In this book, we discuss the main challenges and pitfalls encountered when building NLP solutions. We also outline how technical choices interact with (and are impacted by) data, tools, the business goals, and integration between human experts and the AI solution. The best practices we cover here do not depend on the cutting-edge modeling algorithms or the architectural flavor of the month. We provide practical advice for NLP solutions that are adaptable to the solution's specific technical building blocks.
Through providing best practices across the lifecycle of NLP development, this handbook will help organizations - particularly technical teams - use critical thinking to understand how, when, and why to build NLP solutions, what the common challenges are, and how to address or avoid them. By doing so, they'll deliver consistent value to their stakeholders and deliver on the promise of AI and NLP.
A code companion for the book is available here: https: //github.com/TeachingComputersToRead/TC2R-CodeCompanion
商品描述(中文翻譯)
建立能持續為業務帶來價值的自然語言處理 (NLP) 解決方案並不簡單。本書提供了如何設計、開發、部署和維護能解決現實世界商業問題的 NLP 解決方案的清晰指導。

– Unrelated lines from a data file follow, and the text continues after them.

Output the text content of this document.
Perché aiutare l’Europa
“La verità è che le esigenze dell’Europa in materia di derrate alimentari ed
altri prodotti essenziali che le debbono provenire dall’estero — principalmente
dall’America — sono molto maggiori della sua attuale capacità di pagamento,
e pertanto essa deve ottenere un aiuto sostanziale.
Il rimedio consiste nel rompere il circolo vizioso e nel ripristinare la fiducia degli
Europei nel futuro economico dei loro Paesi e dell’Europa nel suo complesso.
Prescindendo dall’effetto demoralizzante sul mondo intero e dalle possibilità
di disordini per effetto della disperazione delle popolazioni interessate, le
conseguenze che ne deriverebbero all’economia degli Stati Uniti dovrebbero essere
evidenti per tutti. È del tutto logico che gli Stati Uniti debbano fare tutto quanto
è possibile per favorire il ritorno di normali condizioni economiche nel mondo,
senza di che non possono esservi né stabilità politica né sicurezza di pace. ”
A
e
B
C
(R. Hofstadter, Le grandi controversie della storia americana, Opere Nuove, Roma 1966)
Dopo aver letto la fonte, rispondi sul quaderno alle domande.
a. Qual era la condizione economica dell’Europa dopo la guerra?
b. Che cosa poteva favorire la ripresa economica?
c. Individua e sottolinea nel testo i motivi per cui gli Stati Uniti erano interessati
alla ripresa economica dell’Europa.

在本書中,我們討論了在構建 NLP 解決方案時遇到的主要挑戰和陷阱。我們還概述了技術選擇如何與數據、工具、商業目標以及人類專家與 AI 解決方案之間的整合互動(及其影響)。我們在此涵蓋的最佳實踐不依賴於尖端的建模算法或當前流行的架構。我們提供了針對 NLP 解決方案的實用建議,這些建議可以適應解決方案的特定技術構建塊。
通過提供 NLP 開發生命周期中的最佳實踐,本手冊將幫助組織,特別是技術團隊,運用批判性思維來理解如何、何時以及為什麼構建 NLP 解決方案,常見的挑戰是什麼,以及如何解決或避免這些挑戰。這樣,他們將為其利益相關者提供持續的價值,並實現 AI 和 NLP 的承諾。
本書的代碼伴侶可在此獲得:https://github.com/TeachingComputersToRead/TC2R-CodeCompanion
作者簡介
Rachel Wagner-Kaiser has 15 years of experience in data and AI, entering the data science field after completing her Ph.D. in astronomy. She specializes in building natural language processing solutions for real-world problems constrained by limited or messy data. Rachel leads technical teams to design, build, deploy, and maintain NLP solutions, and her expertise has helped companies organize and decode their unstructured data to solve a variety of business problems and drive value through automation.
作者簡介(中文翻譯)
Rachel Wagner-Kaiser 擁有 15 年的數據與人工智慧經驗,在完成天文學博士學位後進入數據科學領域。她專注於為受限於有限或雜亂數據的現實問題構建自然語言處理解決方案。Rachel 領導技術團隊設計、構建、部署和維護 NLP 解決方案,她的專業知識幫助公司組織和解碼其非結構化數據,以解決各種商業問題並通過自動化驅動價值。